Draco scratched the cat's scruff with mild interest and flipped one ear back to look at it. "Where did you get him?"
"A magical creature shop in Diagon Alley." She glanced up. "Why?"
"He's not an ordinary cat." Draco turned his grey eyes toward her. "He's a Kneazle cross—part Kneazle, part Persian. Exceptionally intelligent and very loyal."
This captured Hermione's full attention at last. She looked at Crookshanks with delight, then scooped him up entirely. "Really? Crookshanks, you clever thing!"
Crookshanks accepted this with great serenity, abandoned Draco without a backward glance, and settled into her arms.
"Disloyal creature," Draco muttered.
"When I bought him, the shop assistant said he'd never been sold before," Hermione was telling the cat, in the particular soft voice people use for animals. "Isn't that right, you poor thing?" She grabbed his face with both hands and touched her nose to his.
"Don't rub your face on him," Draco said, in a tone that came out rather more offended than he'd intended. "There's grass in his fur."
Crookshanks turned a sharp yellow eye on him. Then he yawned, hopped off Hermione's lap, and departed through the window.
"He's another problem, actually," Hermione said, picking up her quill again. "He disappears constantly. Every time he comes back, his paws are covered in mud and fallen leaves. I think he might be going into the Forbidden Forest. Is he safe there?"

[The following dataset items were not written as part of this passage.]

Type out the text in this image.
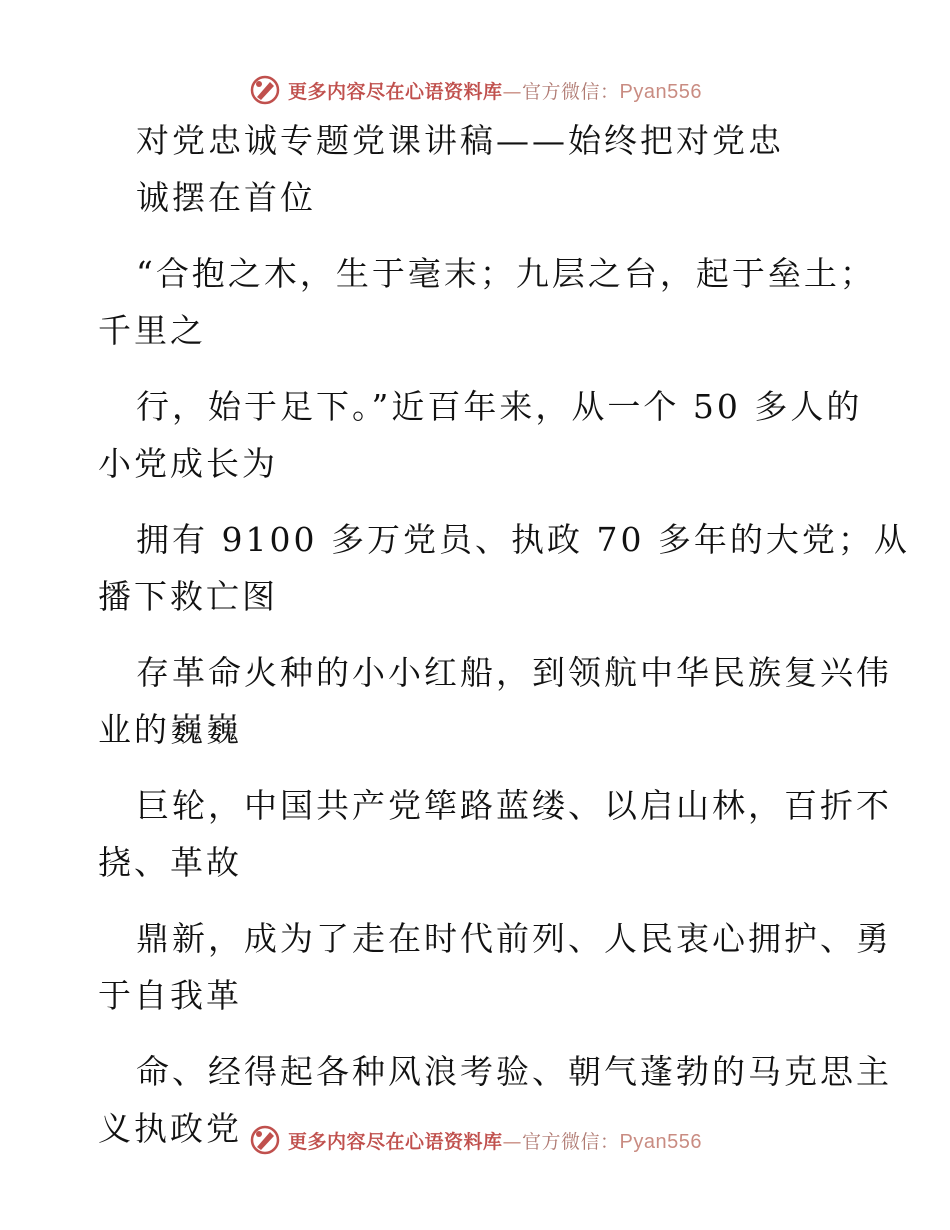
更多内容尽在心语资料库—官方微信：Pyan556

对党忠诚专题党课讲稿——始终把对党忠

诚摆在首位

“合抱之木，生于毫末；九层之台，起于垒土；

千里之

行，始于足下。”近百年来，从一个 50 多人的

小党成长为

拥有 9100 多万党员、执政 70 多年的大党；从

播下救亡图

存革命火种的小小红船，到领航中华民族复兴伟

业的巍巍

巨轮，中国共产党筚路蓝缕、以启山林，百折不

挠、革故

鼎新，成为了走在时代前列、人民衷心拥护、勇

于自我革

命、经得起各种风浪考验、朝气蓬勃的马克思主

义执政党	更多内容尽在心语资料库—官方微信：Pyan556
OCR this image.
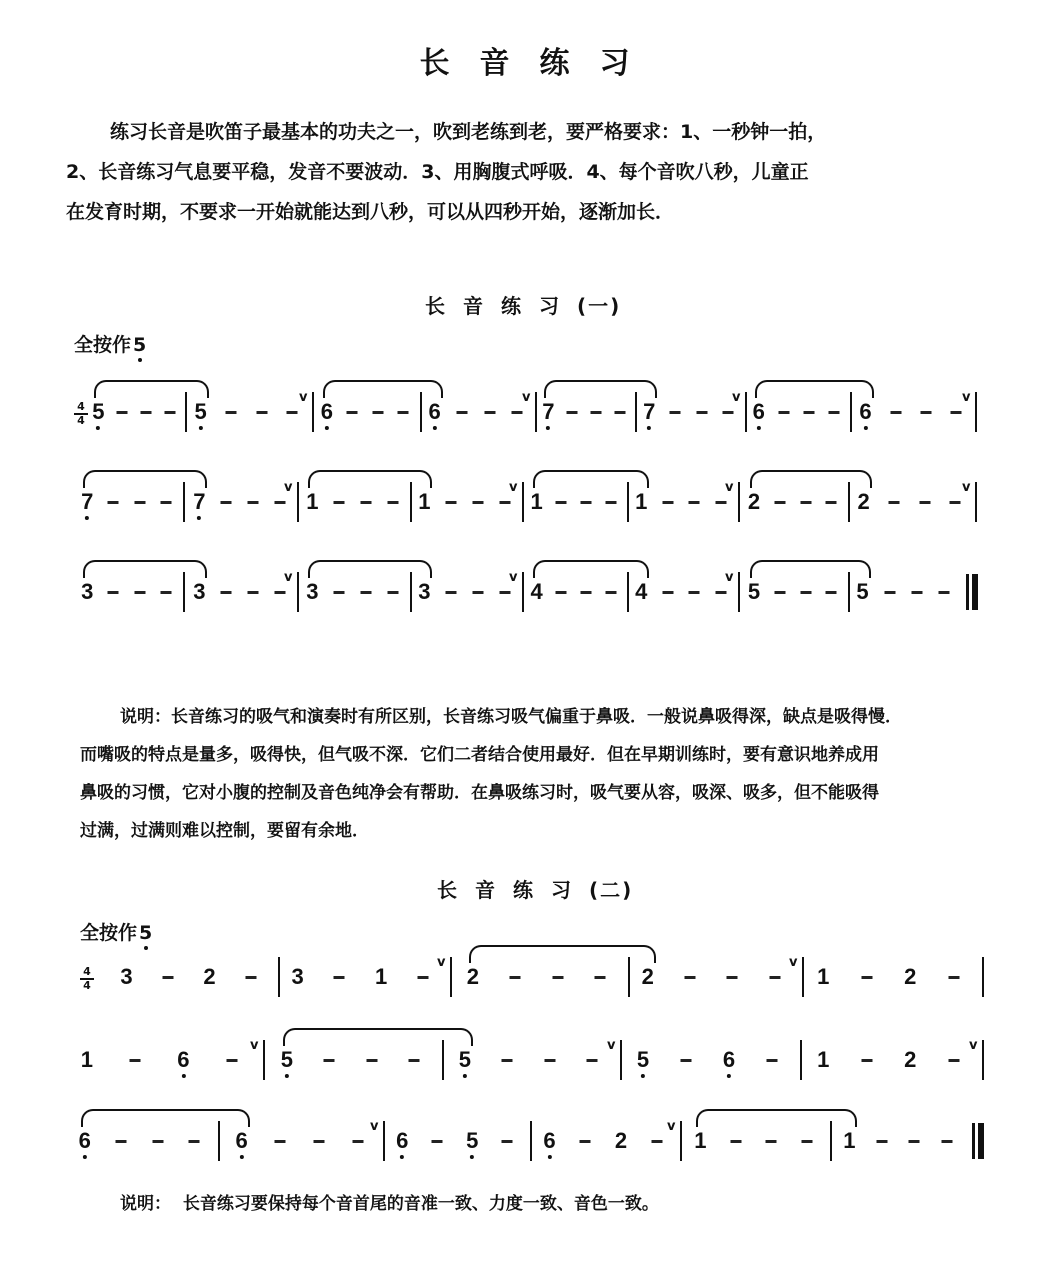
长音练习
练习长音是吹笛子最基本的功夫之一，吹到老练到老，要严格要求：1、一秒钟一拍，
2、长音练习气息要平稳，发音不要波动．3、用胸腹式呼吸．4、每个音吹八秒，儿童正
在发育时期，不要求一开始就能达到八秒，可以从四秒开始，逐渐加长．
长音练习(一)
全按作 5
4
4 5	5
v
6	6
v
7	7
v
6	6
v
7	7
v
1	1
v
1	1
v
2	2
v
3	3
v
3	3
v
4	4
v
5	5
说明：长音练习的吸气和演奏时有所区别，长音练习吸气偏重于鼻吸．一般说鼻吸得深，缺点是吸得慢．
而嘴吸的特点是量多，吸得快，但气吸不深．它们二者结合使用最好．但在早期训练时，要有意识地养成用
鼻吸的习惯，它对小腹的控制及音色纯净会有帮助．在鼻吸练习时，吸气要从容，吸深、吸多，但不能吸得
过满，过满则难以控制，要留有余地．
长音练习(二)
全按作 5
4
4 3	2	3	1
v
2	2
v
1	2
1	6
v
5	5
v
5	6	1	2
v
6	6
v
6	5	6	2
v
1	1
说明： 长音练习要保持每个音首尾的音准一致、力度一致、音色一致。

"Broadly speaking, yes." Then, before he could stop himself: "Just keep an eye on him around the full moon."
She looked up. "What?"
He hesitated, then said, with a half-smile—Madam Pince, passing nearby, shot him a warning look—"The Forbidden Forest isn't always peaceful. Parents in wizarding families warn their children about it—there may be werewolves. During the full moon, you should never howl." He gave a brief demonstration. Hermione covered her mouth to muffle a laugh.
"Draco, are you seriously worried? You begged me to take you into the Forbidden Forest in first year—you were extremely enthusiastic."
There really are werewolves at Hogwarts, he thought. This is not an exaggeration.
"Could you try being a little braver? Take some Gryffindor courage from me, just this once," she teased.
"I've never had any and I've never wanted any." His voice was mild, but there was an edge underneath it that wasn't quite casual. "Slytherins don't put themselves unnecessarily in danger. I've always disliked risk."
The smile faded from Hermione's face. She studied him with her perceptive eyes. "You're being serious."
He stopped himself.
He always kept a careful distance from Lupin—a Slytherin's instinct for avoiding unnecessary complications. He'd never wanted to cause rumours or alarm. And Lupin, whatever else he was, had never harmed a student at Hogwarts. He had no right to influence someone's fate through careless talk.
But Greyback was a different thing entirely. The memory of those greedy, filthy eyes—
He stopped. Greyback was nowhere near her. Lupin had the Wolfsbane Potion. She was safe. He was constructing disasters from a future that had not yet happened and might not happen at all.
He was being completely irrational, and he knew it, and he couldn't seem to stop.
"Forget I said anything." He stood up abruptly, and left.
The girl who had stopped writing remained at the window long after his footsteps had faded, her quill motionless in her hand, staring at the empty doorway.